Les garçons avançaient d'un pas lent, oppressé par le silence qui flottait dans le temple. Ils finirent devant la porte, et, après un regard plein de sous-sens, ils poussèrent les grandes portes, ce qui fit briller de mille feux l'intérieur de la salle. C'est donc avec un léger tremblement que les deux garçons sont entrés dans la lumière, et une fois assez enfoncer dans celle-ci, les portes se sont refermées d'elle-même, laissant le temple retomber dans les ténèbres absolues.
-Ailleurs, dans un château-
Le roi était sur son trône. Il ne faisait pas grand-chose, mise à part regarder sa garde rapprocher. Son regard croisa celui de Seto, son cousin, et ses souvenirs de son retour au trône lui revinrent.
Il avait laissé le trône à son cousin, et cette succession l'avait bien contenté. Enfin, pendant un mois. Après ce mois, le roi avait commencé à trouver le temps long et grinçait des dents face aux mauvaises décisions de son cousin. Il avait fini par le conseiller pour toutes les décisions politiques, et, au fil du temps, c'était lui qui les prenait. Vint finalement un temps où Seto avait redonné le trône au roi, voyant qu'il ne pourrait pas faire prospérer le royaume.
Le roi envoyait presque des éclairs à son cousin une fois son souvenir fini. Il se jouait un peu de lui, car en fait, il ne lui en voulait. Les deux garçons avaient une très bonne relation et ce genre de chicane silencieuse était une habitude entre eux.
« -Vous avez quelque chose à me dire, mon roi?
-Non, Seto, je réfléchissais, simplement.
-Oh? Me regarder t'inspire, mon roi? Je me sens honoré. »
Le roi laissa échapper un rire grâce à la blague de son cousin et se réinstalla droit sur son trône, attendant que le temps passe.

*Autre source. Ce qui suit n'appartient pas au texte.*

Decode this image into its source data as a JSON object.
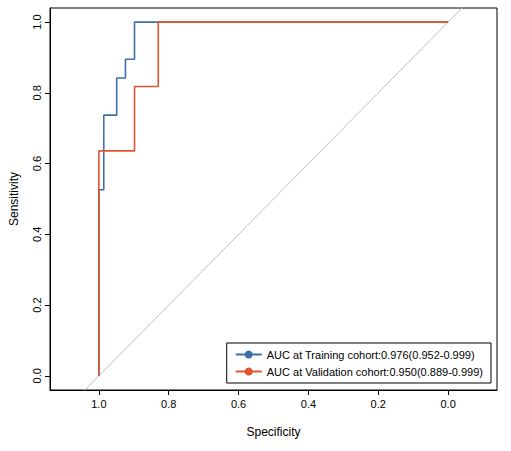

Avec les yeux encore perdus dans le vide, le souverain se redressa subitement.
« -Mon roi! Qu'est-ce passe-t-il?
-Je.. Je ne sais pas, Seto. J'ai eu un drôle de frisson... Comme... Oh non.
-Quoi, dites-moi ce qu'il y a!
-Ce que j'ai ressenti, c'était le monde des vivants! Quelqu'un est entré dans mon temple! Appelez la garde qui surveille mon temple et dites leur de le fouiller de font en comble! Assurer vous qu'il y ait une surveillance constante dans celui-ci à partir de maintenant! Si jamais la personne qui est sortie d'ici revient, attrapez-le et apportez-le au château!
-Oui mon roi. APPORTEZ-MOI LA GARDE! »
Le roi était maintenant debout devant son trône, le regarde qui fixait la porte de sa salle du trône, ne pouvant pas s'empêcher de s'inquiéter pour ses amis du mode des vivants.